Erdogan-Anhänger beschädigen türkischen Jugendtreff

In Gelsenkirchen kam es am Samstagmorgen gegen 10.30 Uhr zu einer weiteren Versammlung. Die verlief nicht so glimpflich wie die Spontandemo in der Nacht zuvor, erklärte die Polizei auf Anfrage. Schauplatz war ein türkischer Jugendtreff an der Polsumer Straße in Gelsenkirchen-Hassel. Bis zu 150 Erdogan-Anhänger versammelten sich vor dem Gebäude – der Jugendtreff selbst stehe der Gülen-Bewegung nahe, so die Polizei. Die Demonstranten warfen zwei Fensterscheiben des Lokals mit Pflastersteinen ein. Menschen wurden nicht verletzt.

Auslöser des Zorns waren offenbar die beiden Schilder, die auf den Jugendtreff hinweisen: Der Treff-Name "Harmonie" stand auf dem einen, "Jugendtreff Hassel e.V." auf dem anderen Schild, erklärte die Polizei am Abend. Erst, als der Betreiber beide Schilder abgehängt hatte, beruhigte sich die Menge. Die Gelsenkirchener Polizei war mit einen Großaufgebot vor Ort. Erst gegen 16 Uhr war der Einsatz beendet.

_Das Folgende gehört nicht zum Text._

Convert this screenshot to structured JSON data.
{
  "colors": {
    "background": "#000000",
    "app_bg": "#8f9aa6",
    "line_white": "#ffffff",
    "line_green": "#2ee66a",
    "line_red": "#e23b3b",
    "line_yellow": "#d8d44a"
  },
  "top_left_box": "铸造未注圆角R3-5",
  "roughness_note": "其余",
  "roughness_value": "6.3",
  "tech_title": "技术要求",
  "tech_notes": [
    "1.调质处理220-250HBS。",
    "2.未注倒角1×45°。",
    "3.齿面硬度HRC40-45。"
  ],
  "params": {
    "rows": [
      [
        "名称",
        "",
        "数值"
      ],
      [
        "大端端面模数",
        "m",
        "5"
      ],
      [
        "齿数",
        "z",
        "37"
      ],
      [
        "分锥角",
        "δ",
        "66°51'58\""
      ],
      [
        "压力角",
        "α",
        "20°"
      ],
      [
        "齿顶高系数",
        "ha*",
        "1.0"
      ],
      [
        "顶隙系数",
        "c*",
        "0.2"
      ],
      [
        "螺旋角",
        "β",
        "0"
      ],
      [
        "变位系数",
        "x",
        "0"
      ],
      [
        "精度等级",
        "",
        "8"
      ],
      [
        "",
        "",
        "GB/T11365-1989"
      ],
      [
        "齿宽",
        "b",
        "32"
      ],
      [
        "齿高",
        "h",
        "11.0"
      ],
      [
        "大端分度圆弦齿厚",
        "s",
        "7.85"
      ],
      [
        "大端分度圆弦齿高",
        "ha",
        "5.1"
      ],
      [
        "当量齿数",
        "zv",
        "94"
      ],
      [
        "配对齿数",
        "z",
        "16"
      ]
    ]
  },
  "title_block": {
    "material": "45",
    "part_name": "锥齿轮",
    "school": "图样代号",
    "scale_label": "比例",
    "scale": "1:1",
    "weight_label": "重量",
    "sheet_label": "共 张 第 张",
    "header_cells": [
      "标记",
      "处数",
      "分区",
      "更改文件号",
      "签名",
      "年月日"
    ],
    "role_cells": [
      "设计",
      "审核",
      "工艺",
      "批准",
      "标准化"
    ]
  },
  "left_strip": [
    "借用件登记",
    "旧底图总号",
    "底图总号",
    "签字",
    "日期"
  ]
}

Handynetze bei spontanen Abend-Demos überlastet

„Wir versuchen schon seit Stunden, unsere Angehörigen zu erreichen. Aber die Handynetze sind überlastet und zusammengebrochen“, erzählt Yunus Yilmaz bei der Duisburger Versammlung. Er ist mit seinen Freunden Mikail Oflaz und Osman Baylas mit dem Auto aus Rheinhausen-Mitte nach Alt-Hamborn gefahren, um sich der Spontandemonstration anzuschließen. „Ich habe den Freitag noch in Ankara verbracht und bin erst gegen 17 Uhr von dort wieder zurück nach Deutschland geflogen. Zu diesem Zeitpunkt war dort noch alles in Ordnung“, berichtet Mikail Oflaz. „Im Augenblick kommt da keiner raus und rein. Es sind alle Flüge abgesagt worden“, hat er erfahren. „Ich bin froh, dass ich noch weggekommen bin.“

Rund 3000 Bürger versammelten sich in der Nacht auf Samstag gegen 2 Uhr auf dem Hamborner Altmarkt.
Rund 3000 Bürger versammelten sich in der Nacht auf Samstag gegen 2 Uhr auf dem Hamborner Altmarkt. © FUNKE Foto Services

Nachdem die ersten Nachrichten vom Putschversuch durchgesickert waren, versammelten sich spontan rund 500 Menschen an der Merkez-Moschee in Marxloh. Viele von ihnen trugen türkische Nationalflaggen sowie Schals oder Fußballtrikots in den rot-weißen Nationalfarben. Von dort zog die immer größer werdende Gruppe zu Fuß über die Weseler Straße (B 8), die Duisburger Straße und die Rathausstraße zum Hamborner Altmarkt. Dort drückten die rund 3000 Bürger ihren Protest mit Sprechchören in türkischer Sprache aus. „Wir haben gerufen: Gott soll auf unser Land und die Menschen dort aufpassen“, übersetzte Yunus Yilmaz.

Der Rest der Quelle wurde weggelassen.